Register each Loop process under its response_id:

# lib/open_responses/loop.ex
def init(opts) do
  response = Keyword.fetch!(opts, :response)
  {:ok, _} = Horde.Registry.register(OpenResponses.LoopRegistry, response.id, self())
  ...
end

Start loops via the Horde supervisor:

Horde.DynamicSupervisor.start_child(
  OpenResponses.LoopSupervisor,
  {OpenResponses.Loop, opts}
)

Look up a running loop from any node:

case Horde.Registry.lookup(OpenResponses.LoopRegistry, response_id) do
  [{pid, _}] -> send(pid, :cancel)
  [] -> :not_found
end

With Horde in place:

  • A streaming client connected to node A receives events from a Loop running on node B transparently, via cluster-wide PubSub
  • A previous_response_id request landing on any node reconstructs context from Postgres (Stage 1), so Cachex is no longer the bottleneck
  • No sticky sessions required at the load balancer — round-robin or least-connections works correctly

Stage 4: Consistent hashing (alternative to Horde)

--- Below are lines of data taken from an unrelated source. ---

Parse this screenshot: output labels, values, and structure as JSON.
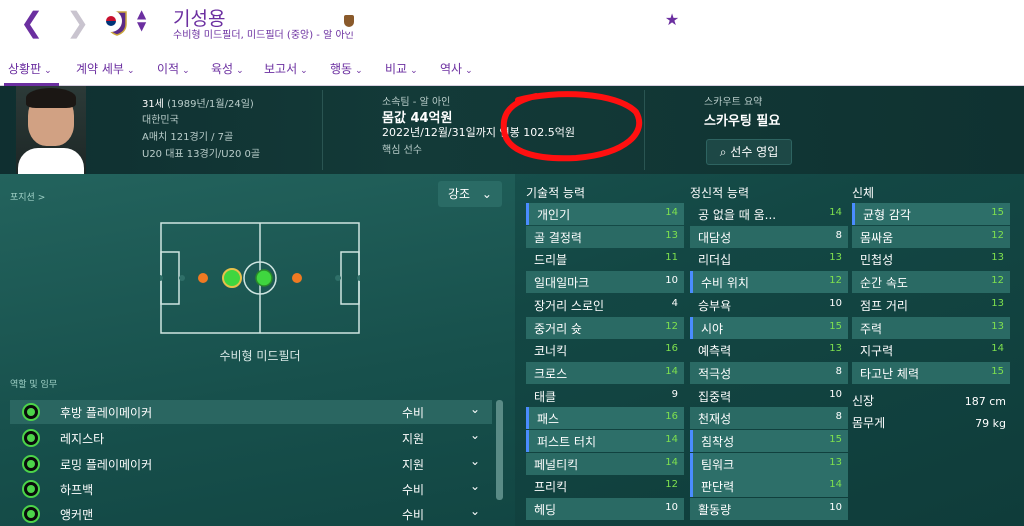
{
  "header": {
    "name": "기성용",
    "subtitle": "수비형 미드필더, 미드필더 (중앙) - 알 아인"
  },
  "menu": [
    {
      "label": "상황판"
    },
    {
      "label": "계약 세부"
    },
    {
      "label": "이적"
    },
    {
      "label": "육성"
    },
    {
      "label": "보고서"
    },
    {
      "label": "행동"
    },
    {
      "label": "비교"
    },
    {
      "label": "역사"
    }
  ],
  "info": {
    "age": "31세",
    "dob": "(1989년/1월/24일)",
    "nation": "대한민국",
    "caps": "A매치 121경기 / 7골",
    "u20": "U20 대표 13경기/U20 0골",
    "club": "소속팀 - 알 아인",
    "value": "몸값 44억원",
    "contract": "2022년/12월/31일까지 연봉 102.5억원",
    "status": "핵심 선수",
    "scout_title": "스카우트 요약",
    "scout_value": "스카우팅 필요",
    "scout_button": "선수 영입"
  },
  "position": {
    "title": "포지션 >",
    "emphasis": "강조",
    "label": "수비형 미드필더"
  },
  "roles": {
    "title": "역할 및 임무",
    "items": [
      {
        "name": "후방 플레이메이커",
        "duty": "수비"
      },
      {
        "name": "레지스타",
        "duty": "지원"
      },
      {
        "name": "로밍 플레이메이커",
        "duty": "지원"
      },
      {
        "name": "하프백",
        "duty": "수비"
      },
      {
        "name": "앵커맨",
        "duty": "수비"
      }
    ]
  },
  "attributes": {
    "technical_title": "기술적 능력",
    "technical": [
      {
        "name": "개인기",
        "value": "14"
      },
      {
        "name": "골 결정력",
        "value": "13"
      },
      {
        "name": "드리블",
        "value": "11"
      },
      {
        "name": "일대일마크",
        "value": "10"
      },
      {
        "name": "장거리 스로인",
        "value": "4"
      },
      {
        "name": "중거리 슛",
        "value": "12"
      },
      {
        "name": "코너킥",
        "value": "16"
      },
      {
        "name": "크로스",
        "value": "14"
      },
      {
        "name": "태클",
        "value": "9"
      },
      {
        "name": "패스",
        "value": "16"
      },
      {
        "name": "퍼스트 터치",
        "value": "14"
      },
      {
        "name": "페널티킥",
        "value": "14"
      },
      {
        "name": "프리킥",
        "value": "12"
      },
      {
        "name": "헤딩",
        "value": "10"
      }
    ],
    "mental_title": "정신적 능력",
    "mental": [
      {
        "name": "공 없을 때 움...",
        "value": "14"
      },
      {
        "name": "대담성",
        "value": "8"
      },
      {
        "name": "리더십",
        "value": "13"
      },
      {
        "name": "수비 위치",
        "value": "12"
      },
      {
        "name": "승부욕",
        "value": "10"
      },
      {
        "name": "시야",
        "value": "15"
      },
      {
        "name": "예측력",
        "value": "13"
      },
      {
        "name": "적극성",
        "value": "8"
      },
      {
        "name": "집중력",
        "value": "10"
      },
      {
        "name": "천재성",
        "value": "8"
      },
      {
        "name": "침착성",
        "value": "15"
      },
      {
        "name": "팀워크",
        "value": "13"
      },
      {
        "name": "판단력",
        "value": "14"
      },
      {
        "name": "활동량",
        "value": "10"
      }
    ],
    "physical_title": "신체",
    "physical": [
      {
        "name": "균형 감각",
        "value": "15"
      },
      {
        "name": "몸싸움",
        "value": "12"
      },
      {
        "name": "민첩성",
        "value": "13"
      },
      {
        "name": "순간 속도",
        "value": "12"
      },
      {
        "name": "점프 거리",
        "value": "13"
      },
      {
        "name": "주력",
        "value": "13"
      },
      {
        "name": "지구력",
        "value": "14"
      },
      {
        "name": "타고난 체력",
        "value": "15"
      }
    ],
    "height_label": "신장",
    "height_value": "187 cm",
    "weight_label": "몸무게",
    "weight_value": "79 kg"
  },
  "colors": {
    "accent": "#6b2fa0",
    "value_green": "#7ee04e",
    "value_white": "#ffffff"
  }
}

If you prefer to keep process affinity simple without a distributed registry, consistent hashing routes requests deterministically to the same node based on a key — typically the response_id or a user_id. The hash ring recalculates minimally when nodes join or leave, unlike naive modulo hashing.

# mix.exs
{:libring, "~> 1.6"}
ring = HashRing.new()
|> HashRing.add_node("node1@host")
|> HashRing.add_node("node2@host")
|> HashRing.add_node("node3@host")

target_node = HashRing.key_to_node(ring, response_id)

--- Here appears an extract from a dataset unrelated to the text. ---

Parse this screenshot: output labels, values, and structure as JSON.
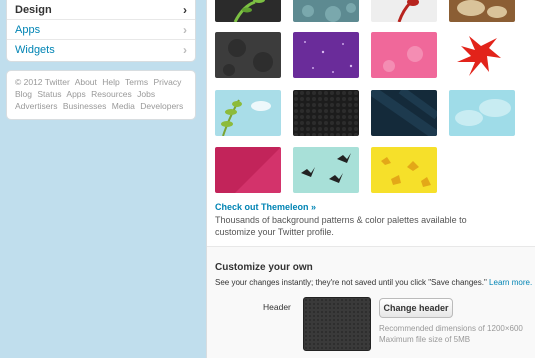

Requests for the same response_id always hash to the same node, so that node's Cachex cache always has the relevant context. When a new node joins, only ~1/N of keys rehash — existing sessions are unaffected.

The tradeoff versus Horde: simpler mental model, but requires either a smart load balancer that respects the hash ring or an application-layer proxy hop when the receiving node isn't the target node. Horde's registry eliminates that proxy hop by making every process findable from everywhere.


Comparison

ApproachSticky sessions neededSurvives restartsWorks multi-nodeComplexity
ETS (default)N/A (single node)NoNoNone
AshPostgres onlyYesYesPartialLow
AshPostgres + libclusterYesYesYes (with stickiness)Low
AshPostgres + HordeNoYesYesMedium
AshPostgres + consistent hashingAt LB onlyYesYesMedium

For most deployments, Stage 1 (Postgres) + Stage 2 (libcluster) + sticky sessions at the load balancer is the pragmatic path. It requires no application code changes beyond the data layer swap and a cluster topology config.

Horde becomes worth the added complexity when you need zero-downtime rolling deploys, automatic process migration on node failure, or truly stateless load balancing.


Kubernetes deployment note

On Kubernetes, the DNS clustering strategy in libcluster discovers pods automatically:

config :libcluster,
  topologies: [
    open_responses: [
      strategy: Cluster.Strategy.Kubernetes.DNS,
      config: [
        service: "open-responses-headless",
        application_name: "open_responses"
      ]
    ]
  ]

Sticky sessions are available via sessionAffinity: ClientIP on a Kubernetes Service, or via a cookie-based affinity annotation in ingress-nginx. With Horde, skip the affinity entirely and let the scheduler round-robin freely.